Peru targets China for value-added export growth
With quotas on its anchovies limiting growth of fishmeal shipments to China, Peru hopes to ship greater quantities of scallops, shrimp and anchovies to China, according to a senior trade official in Lima.
“In recent years we have been exporting precooked frozen squid in different forms to China and we believe that very soon we will start to export shrimp, scallops and frozen anchovy,” Francisco Via Diaz, coordinator of the seafood export section of Peru’s Department of Agriculture and Fish, told SeafoodSource.
“Both shrimp and scallops are produced by China, however there are niche markets within China who demand quality foreign products,” Via said. “It’s interesting that consumption of canned fish in China, while not very large, is set to grow ... China has become a very important market for Peruvian products.”
Via says samples of dried and frozen Peruvian anchovies are being developed and “we hope that in the coming months to form alliances between Chinese and Peruvian companies to develop these types of products.”
Two Peru firms have offices in China: Proanco and Pacific Freezing. Others to recently open offices here include anchovy specialist Coinrefri.
Via sees “great potential” for dried anchovy to be shipped to China.
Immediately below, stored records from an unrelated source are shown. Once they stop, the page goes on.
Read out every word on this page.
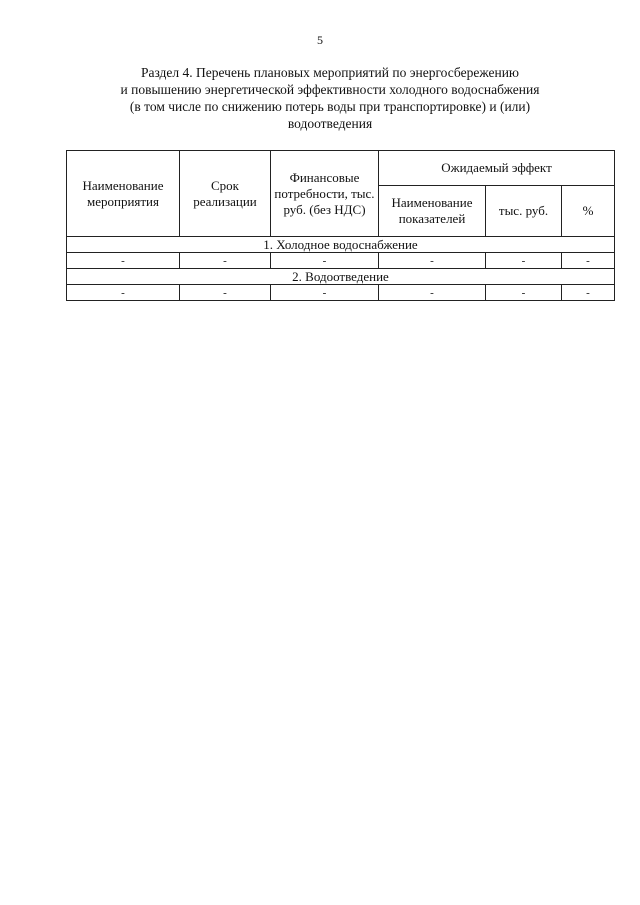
5
Раздел 4. Перечень плановых мероприятий по энергосбережению
и повышению энергетической эффективности холодного водоснабжения
(в том числе по снижению потерь воды при транспортировке) и (или)
водоотведения
Наименование мероприятия	Срок реализации	Финансовые потребности, тыс. руб. (без НДС)	Ожидаемый эффект		
			Наименование показателей	тыс. руб.	%
1. Холодное водоснабжение					
-	-	-	-	-	-
2. Водоотведение					
-	-	-	-	-	-
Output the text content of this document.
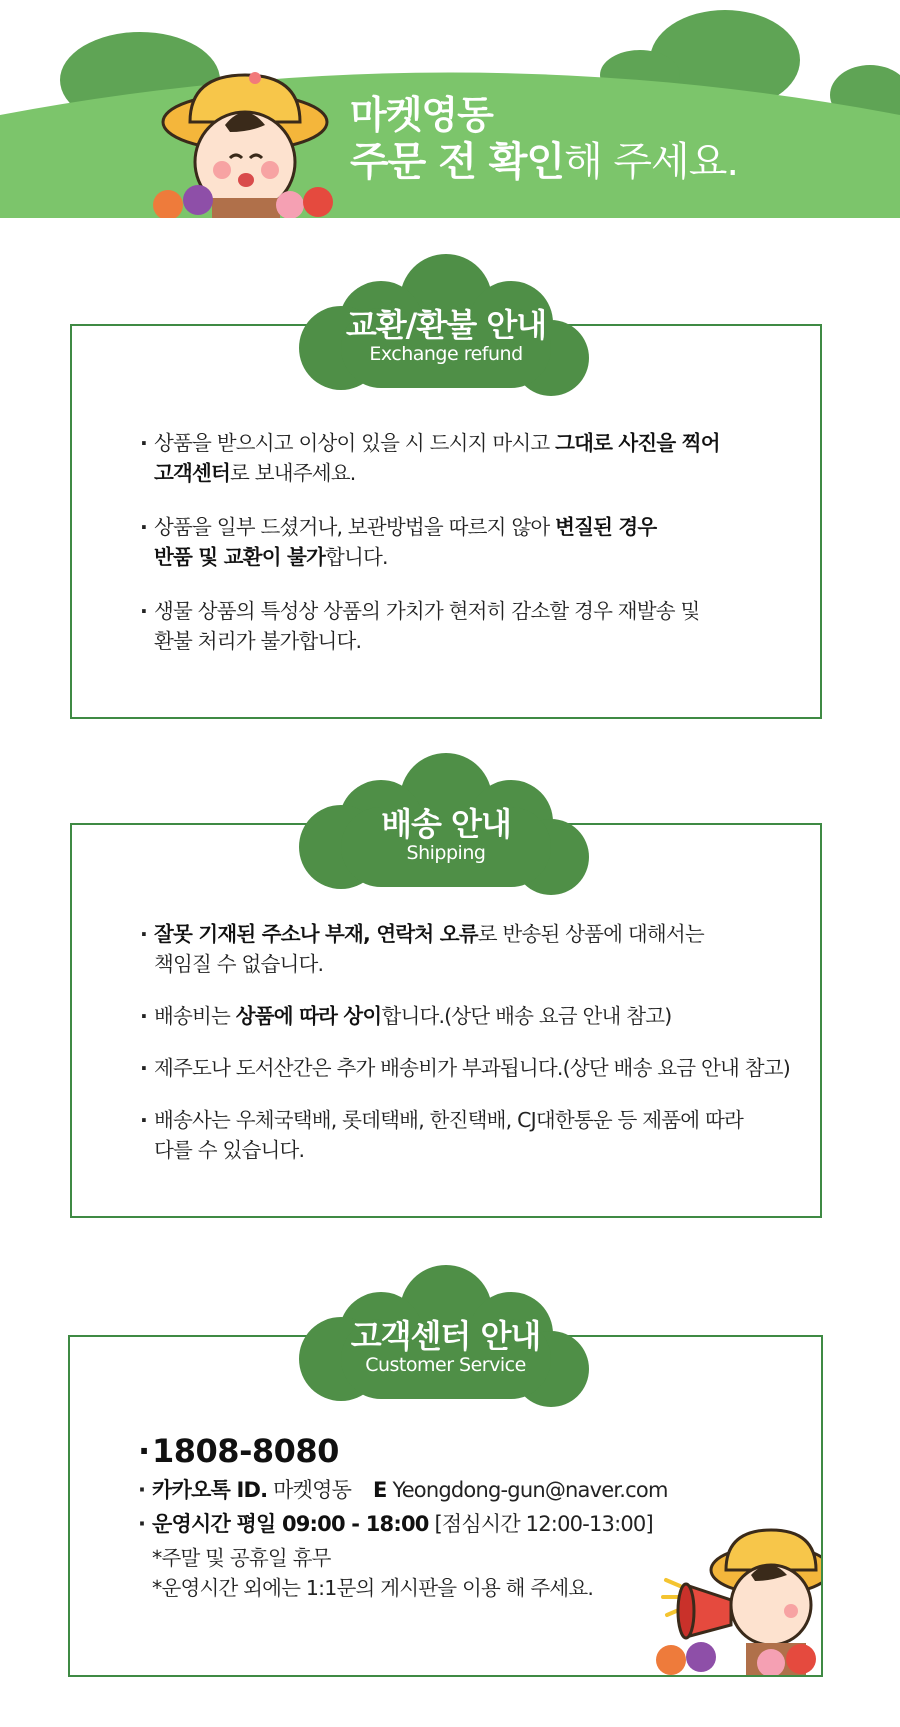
마켓영동
주문 전 확인해 주세요.
교환/환불 안내
Exchange refund
· 상품을 받으시고 이상이 있을 시 드시지 마시고 그대로 사진을 찍어
고객센터로 보내주세요.
· 상품을 일부 드셨거나, 보관방법을 따르지 않아 변질된 경우
반품 및 교환이 불가합니다.
· 생물 상품의 특성상 상품의 가치가 현저히 감소할 경우 재발송 및
환불 처리가 불가합니다.
배송 안내
Shipping
· 잘못 기재된 주소나 부재, 연락처 오류로 반송된 상품에 대해서는
책임질 수 없습니다.
· 배송비는 상품에 따라 상이합니다.(상단 배송 요금 안내 참고)
· 제주도나 도서산간은 추가 배송비가 부과됩니다.(상단 배송 요금 안내 참고)
· 배송사는 우체국택배, 롯데택배, 한진택배, CJ대한통운 등 제품에 따라
다를 수 있습니다.
고객센터 안내
Customer Service
· 1808-8080
· 카카오톡 ID. 마켓영동 E Yeongdong-gun@naver.com
· 운영시간 평일 09:00 - 18:00 [점심시간 12:00-13:00]
*주말 및 공휴일 휴무
*운영시간 외에는 1:1문의 게시판을 이용 해 주세요.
Asked if it would be more economical to ship the product to China and package it here, Via said “if we send frozen product to China for the Chinese plants to process, quality is lost because the fish is quite small, so it is best sent from Peru and dried and packed.”
Peru's anchovy stocks are processed into fishmeal, of which Peru is the world’s largest exporter and China the main buyer. Citing depleted stocks, Peru cut its global commercial fishing quota for anchovy during the 22 November to 31 January season by 68 percent to 810,000 tons.
Current rationing of Peru’s anchovy stocks won’t impact shipments to China for human consumption.
“There are closures of anchovy in Peru, but for fishmeal production. There is no rationing of stocks for the preparation of frozen and canned products. It is estimated that about 2 percent of anchovy caught in Peru is intended for direct human consumption products, so this industry has no impact on anchovy stocks.”
Large Chinese firms already have a presence in Peru. “[Chinese company] Pacific Fishery has several plants processing fishmeal in Peru, with respect to other products such as frozen [seafood], there are Chinese and Korean businesses who process and export giant squid,” said Via.
Worries over Chinese vessels’ hunger for Peruvian fish prompted Peru’s ambassador to China last December to tell the Wall Street Journal: “There is still a large scope to expand Peru's trade with China in future, but we also want to conserve marine resources.”
Asked if Chinese vessels were still contributing to overfishing Via explained: “The problem is Peru doesn’t have maritime control over its 200 miles [of territorial sea], and it’s known that there are Chinese boats fishing in waters near Peru.”